Era l’8 ottobre 2015 quando Michel Platini, leggenda bianconera e presidente UEFA, venne sospeso dal comitato etico della FIFA. L’accusa? Aver ricevuto 2 milioni di franchi svizzeri da Sepp Blatter per consulenze svolte tra il 1999 e il 2002. Un pagamento definito “illegale” dagli inquirenti, ma che Platini ha sempre sostenuto fosse legittimo A.
Quella sospensione di 90 giorni fu solo l’inizio di una macchina del fango che lo avrebbe travolto: squalifica di otto anni (poi ridotta a quattro), dimissioni forzate dalla UEFA, e l’impossibilità di candidarsi alla presidenza FIFA. Un colpo chirurgico, arrivato proprio quando il francese era il favorito per succedere a Blatter B.
Dieci anni di processi e assoluzioni
Dal 2015 al 2025, la vicenda è stata un ping-pong giudiziario:
• 2018 – La giustizia svizzera lo scagiona da ogni accusa penale.
• 2022 – Il Tribunale penale federale di Bellinzona assolve Platini e Blatter dall’accusa di truffa ai danni della FIFA, riconoscendo loro un risarcimento (a cui Platini rinuncia).

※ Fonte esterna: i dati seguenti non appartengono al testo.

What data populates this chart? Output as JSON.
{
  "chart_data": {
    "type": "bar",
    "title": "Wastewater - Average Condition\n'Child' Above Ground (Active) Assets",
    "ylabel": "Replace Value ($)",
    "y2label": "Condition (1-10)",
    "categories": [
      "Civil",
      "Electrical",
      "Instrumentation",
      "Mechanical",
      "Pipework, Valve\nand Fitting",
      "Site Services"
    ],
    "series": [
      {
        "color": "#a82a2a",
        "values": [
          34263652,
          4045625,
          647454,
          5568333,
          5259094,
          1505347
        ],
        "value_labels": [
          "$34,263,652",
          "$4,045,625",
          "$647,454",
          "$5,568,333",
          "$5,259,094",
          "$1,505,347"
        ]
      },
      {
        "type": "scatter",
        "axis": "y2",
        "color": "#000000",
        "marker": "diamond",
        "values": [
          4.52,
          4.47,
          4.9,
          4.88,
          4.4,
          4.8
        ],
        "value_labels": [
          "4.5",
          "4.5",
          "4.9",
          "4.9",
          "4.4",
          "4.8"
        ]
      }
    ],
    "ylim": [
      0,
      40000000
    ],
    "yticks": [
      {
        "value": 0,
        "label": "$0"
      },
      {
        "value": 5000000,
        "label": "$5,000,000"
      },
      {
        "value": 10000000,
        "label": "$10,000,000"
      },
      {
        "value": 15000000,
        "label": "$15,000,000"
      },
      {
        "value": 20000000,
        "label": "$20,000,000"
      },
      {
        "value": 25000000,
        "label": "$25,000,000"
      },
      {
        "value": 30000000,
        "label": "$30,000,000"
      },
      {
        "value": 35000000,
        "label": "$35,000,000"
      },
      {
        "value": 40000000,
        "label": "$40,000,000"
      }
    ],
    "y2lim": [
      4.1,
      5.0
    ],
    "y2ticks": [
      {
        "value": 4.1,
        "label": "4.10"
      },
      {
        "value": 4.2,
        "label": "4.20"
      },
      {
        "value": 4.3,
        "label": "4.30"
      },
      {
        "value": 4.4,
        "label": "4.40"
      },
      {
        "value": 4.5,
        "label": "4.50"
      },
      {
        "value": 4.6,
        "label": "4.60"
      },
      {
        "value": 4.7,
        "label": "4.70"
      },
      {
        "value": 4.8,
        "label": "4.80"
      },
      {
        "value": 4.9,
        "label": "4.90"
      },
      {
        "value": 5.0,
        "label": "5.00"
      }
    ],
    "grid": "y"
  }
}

• Marzo 2025 – La Corte d’appello di Muttenz chiude definitivamente il caso, cancellando le accuse di truffa, falso in documenti e gestione infedele legate anche alle assegnazioni dei Mondiali in Russia e Qatar A.

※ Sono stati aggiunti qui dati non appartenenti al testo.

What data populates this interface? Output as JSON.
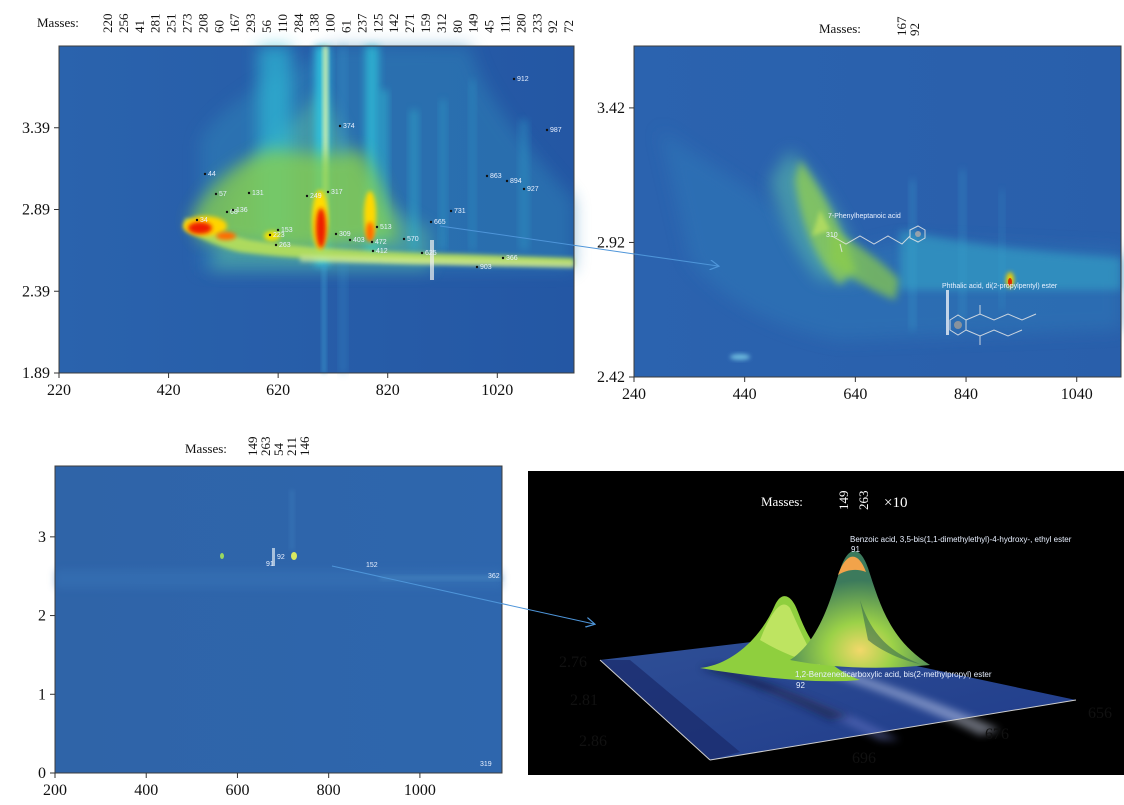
{
  "chart_data": [
    {
      "type": "heatmap",
      "masses_label": "Masses:",
      "masses": [
        "220",
        "256",
        "41",
        "281",
        "251",
        "273",
        "208",
        "60",
        "167",
        "293",
        "56",
        "110",
        "284",
        "138",
        "100",
        "61",
        "237",
        "125",
        "142",
        "271",
        "159",
        "312",
        "80",
        "149",
        "45",
        "111",
        "280",
        "233",
        "92",
        "72"
      ],
      "xticks": [
        "220",
        "420",
        "620",
        "820",
        "1020"
      ],
      "yticks": [
        "1.89",
        "2.39",
        "2.89",
        "3.39"
      ],
      "xlim": [
        220,
        1160
      ],
      "ylim": [
        1.89,
        3.89
      ],
      "peak_labels": [
        "44",
        "57",
        "131",
        "249",
        "317",
        "374",
        "34",
        "68",
        "136",
        "153",
        "223",
        "263",
        "309",
        "513",
        "403",
        "472",
        "570",
        "665",
        "731",
        "863",
        "894",
        "927",
        "912",
        "987",
        "366",
        "903",
        "412",
        "625"
      ]
    },
    {
      "type": "heatmap",
      "masses_label": "Masses:",
      "masses": [
        "167",
        "92"
      ],
      "xticks": [
        "240",
        "440",
        "640",
        "840",
        "1040"
      ],
      "yticks": [
        "2.42",
        "2.92",
        "3.42"
      ],
      "xlim": [
        240,
        1120
      ],
      "ylim": [
        2.42,
        3.65
      ],
      "compound_labels": [
        "7-Phenylheptanoic acid",
        "Phthalic acid, di(2-propylpentyl) ester"
      ],
      "peak_labels": [
        "310"
      ]
    },
    {
      "type": "heatmap",
      "masses_label": "Masses:",
      "masses": [
        "149",
        "263",
        "54",
        "211",
        "146"
      ],
      "xticks": [
        "200",
        "400",
        "600",
        "800",
        "1000"
      ],
      "yticks": [
        "0",
        "1",
        "2",
        "3"
      ],
      "xlim": [
        200,
        1180
      ],
      "ylim": [
        0,
        3.9
      ],
      "peak_labels": [
        "92",
        "91",
        "152",
        "362",
        "319"
      ]
    },
    {
      "type": "area",
      "masses_label": "Masses:",
      "masses": [
        "149",
        "263"
      ],
      "scale_label": "×10",
      "x_ticks": [
        "656",
        "676",
        "696"
      ],
      "y_ticks": [
        "2.76",
        "2.81",
        "2.86"
      ],
      "compound_labels": [
        "Benzoic acid, 3,5-bis(1,1-dimethylethyl)-4-hydroxy-, ethyl ester",
        "1,2-Benzenedicarboxylic acid, bis(2-methylpropyl) ester"
      ],
      "peak_labels": [
        "91",
        "92"
      ]
    }
  ],
  "colors": {
    "background": "#1f4f9a",
    "hot": "#e81c00",
    "warm": "#ffd800",
    "mid": "#9bd64a",
    "cool": "#36c7d8",
    "arrow": "#4e95d9"
  }
}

Platini, all’uscita dall’aula, non ha usato mezzi termini:
“Mi è stato impedito di diventare presidente della FIFA. Era un complotto. Il mio onore è tornato, ma mi hanno rubato il tempo” B.
Un’inchiesta che puzza di politica
Chi conosce i corridoi del potere calcistico sa che la FIFA non è un’istituzione neutrale. È un organismo che decide chi può salire e chi deve essere fatto fuori. Nel caso Platini, il tempismo è stato perfetto: bastava bloccarlo nel momento giusto per cambiare la storia del calcio mondiale.

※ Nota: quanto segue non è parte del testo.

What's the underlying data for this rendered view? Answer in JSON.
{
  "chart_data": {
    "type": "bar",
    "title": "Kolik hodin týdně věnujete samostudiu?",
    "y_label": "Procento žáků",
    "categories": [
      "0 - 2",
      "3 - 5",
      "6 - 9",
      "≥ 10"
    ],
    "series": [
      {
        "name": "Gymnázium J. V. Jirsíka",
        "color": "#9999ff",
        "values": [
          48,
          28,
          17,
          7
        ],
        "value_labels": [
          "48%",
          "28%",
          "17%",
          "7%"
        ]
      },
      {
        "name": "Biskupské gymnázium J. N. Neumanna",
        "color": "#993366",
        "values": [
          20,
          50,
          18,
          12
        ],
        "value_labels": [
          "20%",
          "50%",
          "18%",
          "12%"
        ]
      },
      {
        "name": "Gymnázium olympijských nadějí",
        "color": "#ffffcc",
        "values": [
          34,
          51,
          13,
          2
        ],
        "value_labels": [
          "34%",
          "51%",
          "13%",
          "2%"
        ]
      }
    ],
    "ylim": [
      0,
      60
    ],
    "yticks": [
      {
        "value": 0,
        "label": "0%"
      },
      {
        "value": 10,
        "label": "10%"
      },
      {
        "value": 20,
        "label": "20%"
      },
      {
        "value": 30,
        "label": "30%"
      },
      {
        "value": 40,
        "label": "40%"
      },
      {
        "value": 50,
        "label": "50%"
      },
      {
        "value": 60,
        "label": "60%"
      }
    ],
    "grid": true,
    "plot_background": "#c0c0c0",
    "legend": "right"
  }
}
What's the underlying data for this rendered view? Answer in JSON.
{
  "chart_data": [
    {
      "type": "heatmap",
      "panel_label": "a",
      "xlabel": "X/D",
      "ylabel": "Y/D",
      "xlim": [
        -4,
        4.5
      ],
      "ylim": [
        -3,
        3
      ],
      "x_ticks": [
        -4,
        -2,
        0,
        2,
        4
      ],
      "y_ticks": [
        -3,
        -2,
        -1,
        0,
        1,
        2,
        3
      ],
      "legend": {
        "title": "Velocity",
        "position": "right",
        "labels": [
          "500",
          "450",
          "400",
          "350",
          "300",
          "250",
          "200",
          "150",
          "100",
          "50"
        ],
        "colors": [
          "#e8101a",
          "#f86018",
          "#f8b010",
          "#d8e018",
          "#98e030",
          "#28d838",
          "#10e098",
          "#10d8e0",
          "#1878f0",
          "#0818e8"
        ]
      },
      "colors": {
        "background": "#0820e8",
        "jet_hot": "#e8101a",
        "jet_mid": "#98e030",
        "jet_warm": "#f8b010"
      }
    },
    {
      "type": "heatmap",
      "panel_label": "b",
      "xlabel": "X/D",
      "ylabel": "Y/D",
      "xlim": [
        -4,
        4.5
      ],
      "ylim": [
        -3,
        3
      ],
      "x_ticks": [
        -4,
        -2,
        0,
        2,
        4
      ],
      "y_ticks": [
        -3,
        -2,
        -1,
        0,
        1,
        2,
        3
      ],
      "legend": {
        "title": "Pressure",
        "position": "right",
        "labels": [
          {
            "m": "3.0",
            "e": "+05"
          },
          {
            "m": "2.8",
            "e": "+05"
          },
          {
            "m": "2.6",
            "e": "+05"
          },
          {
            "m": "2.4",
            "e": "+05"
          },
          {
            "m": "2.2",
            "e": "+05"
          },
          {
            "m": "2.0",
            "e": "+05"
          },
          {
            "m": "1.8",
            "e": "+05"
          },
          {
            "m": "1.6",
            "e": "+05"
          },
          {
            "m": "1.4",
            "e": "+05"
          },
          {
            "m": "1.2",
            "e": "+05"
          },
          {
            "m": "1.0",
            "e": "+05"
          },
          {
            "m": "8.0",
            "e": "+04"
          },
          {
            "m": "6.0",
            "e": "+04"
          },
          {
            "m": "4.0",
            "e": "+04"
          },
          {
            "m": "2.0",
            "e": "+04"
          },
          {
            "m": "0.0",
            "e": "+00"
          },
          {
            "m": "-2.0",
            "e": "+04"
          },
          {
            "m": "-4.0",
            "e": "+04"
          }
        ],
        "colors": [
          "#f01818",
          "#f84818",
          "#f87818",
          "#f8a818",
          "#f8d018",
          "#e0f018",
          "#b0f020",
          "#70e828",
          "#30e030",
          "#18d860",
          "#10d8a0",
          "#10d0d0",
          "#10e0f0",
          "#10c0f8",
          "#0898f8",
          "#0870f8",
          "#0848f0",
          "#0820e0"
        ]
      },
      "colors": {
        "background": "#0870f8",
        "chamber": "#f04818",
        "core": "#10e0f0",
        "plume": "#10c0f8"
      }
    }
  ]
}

Il “FIFA-Gate” non è stato solo un processo penale: è stato un messaggio. Chi non si allinea, chi non gioca secondo le regole non scritte del palazzo, viene eliminato. E poco importa se dopo dieci anni la giustizia ti dà ragione: la carriera è già finita, la reputazione è stata infangata, e il potere è passato di mano.
Da tifoso juventino, una proposta
Michel Platini non è solo un ex campione. È un simbolo di calcio pulito, di visione, di classe. Ha pagato sulla propria pelle il prezzo di sfidare un sistema che oggi appare più che mai una dittatura calcistica.
E allora, da tifoso juventino, lo dico senza giri di parole: Platini presidente della Juventus.
Non per nostalgia, ma per dare un segnale. Perché se il calcio mondiale ha scelto di metterlo da parte, noi potremmo essere quelli che lo rimettono al centro C.
Platini sarebbe il simbolo della Juve non solo per il suo passato da calciatore, ma come bandiera di protesta juventina contro i torti che quotidianamente subiamo. Lui sarebbe il nostro generale, al timone di una Juve non più sabauda che incassa e abbassa la testa, ma una Juve che si fa rispettare, con la stessa determinazione con cui Platini ha sfidato la FIFA.